As we will show in this presentation, the answer to this question - from a classical signal processing standpoint is quite simple, and there is a number of techniques that can be successfully employed to detect the minimum sufficient sampling rate of the signal. And once such minimum sufficient or “true” resolution is detected - the rest of the content-aware encoder or content-aware ABR-profile generator becomes trivial - just limit top resolution to the “true” resolution level detected by the analysis of the scene. In other words, this brings a safe and separable method of adaptation to “true” resolution without the need to replace the encoder or CAE profile generator.

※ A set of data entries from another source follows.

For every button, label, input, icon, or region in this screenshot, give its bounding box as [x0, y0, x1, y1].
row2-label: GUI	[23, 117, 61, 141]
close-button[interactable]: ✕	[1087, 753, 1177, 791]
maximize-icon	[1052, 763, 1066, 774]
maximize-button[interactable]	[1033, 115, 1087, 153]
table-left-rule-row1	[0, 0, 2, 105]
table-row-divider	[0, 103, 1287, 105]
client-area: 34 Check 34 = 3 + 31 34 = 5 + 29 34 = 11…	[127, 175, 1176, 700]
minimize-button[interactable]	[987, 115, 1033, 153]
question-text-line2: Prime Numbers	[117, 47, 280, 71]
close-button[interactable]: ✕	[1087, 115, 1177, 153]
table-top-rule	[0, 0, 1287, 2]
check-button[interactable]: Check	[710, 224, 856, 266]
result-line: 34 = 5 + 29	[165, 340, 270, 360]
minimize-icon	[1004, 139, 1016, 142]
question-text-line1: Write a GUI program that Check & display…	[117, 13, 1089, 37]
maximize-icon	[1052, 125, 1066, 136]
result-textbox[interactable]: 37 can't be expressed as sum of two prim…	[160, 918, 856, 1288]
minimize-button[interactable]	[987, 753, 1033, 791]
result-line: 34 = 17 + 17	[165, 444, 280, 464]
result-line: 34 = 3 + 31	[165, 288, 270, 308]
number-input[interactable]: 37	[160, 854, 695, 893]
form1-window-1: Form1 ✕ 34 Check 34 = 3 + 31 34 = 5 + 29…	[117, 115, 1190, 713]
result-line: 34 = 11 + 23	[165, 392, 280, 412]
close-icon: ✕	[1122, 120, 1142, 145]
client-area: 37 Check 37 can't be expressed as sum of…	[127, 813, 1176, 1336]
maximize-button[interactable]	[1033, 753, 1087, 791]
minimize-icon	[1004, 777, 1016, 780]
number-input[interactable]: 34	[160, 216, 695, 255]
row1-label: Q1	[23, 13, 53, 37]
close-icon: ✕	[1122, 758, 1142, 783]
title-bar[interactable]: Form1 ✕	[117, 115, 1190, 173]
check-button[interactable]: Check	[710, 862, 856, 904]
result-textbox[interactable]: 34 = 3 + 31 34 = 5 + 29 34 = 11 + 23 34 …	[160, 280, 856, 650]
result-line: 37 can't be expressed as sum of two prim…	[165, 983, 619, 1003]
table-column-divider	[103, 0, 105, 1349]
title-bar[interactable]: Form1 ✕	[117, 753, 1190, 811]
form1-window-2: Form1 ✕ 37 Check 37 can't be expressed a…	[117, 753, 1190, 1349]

The rest of the paper is dedicated to studying the effectiveness of this technique in practice. To perform this study, we use over 500 hours of real-world video programming, provided as contribution mezzanines, and covering over 35 categories of content of various kinds (sports, news, games, movies, mixed broadcast programming, etc.) and representative of different production, post-production, and distribution processes (SD broadcast, HD broadcast, professionally mastered movies (HD and UHD), raw recordings, user-generated content, etc). We report performance results for each category by first applying traditional CAE encoding and then by repeating the encoding with CAE + “true resolution” detector. The results include comparisons using several resolution-sensitive quality metrics (SQRI, PQR) in addition to more common metrics used in video compression (PSNR, SSIM, VMAF).
The results are quite surprising and show very significant gains (up to 30% in additional reductions in bitrates and storage costs) achievable by the “true resolution” detection technique vs the reference CAE method. We conjecture that the main reason for this - is that a significant percentage of video content used in practice is oversampled!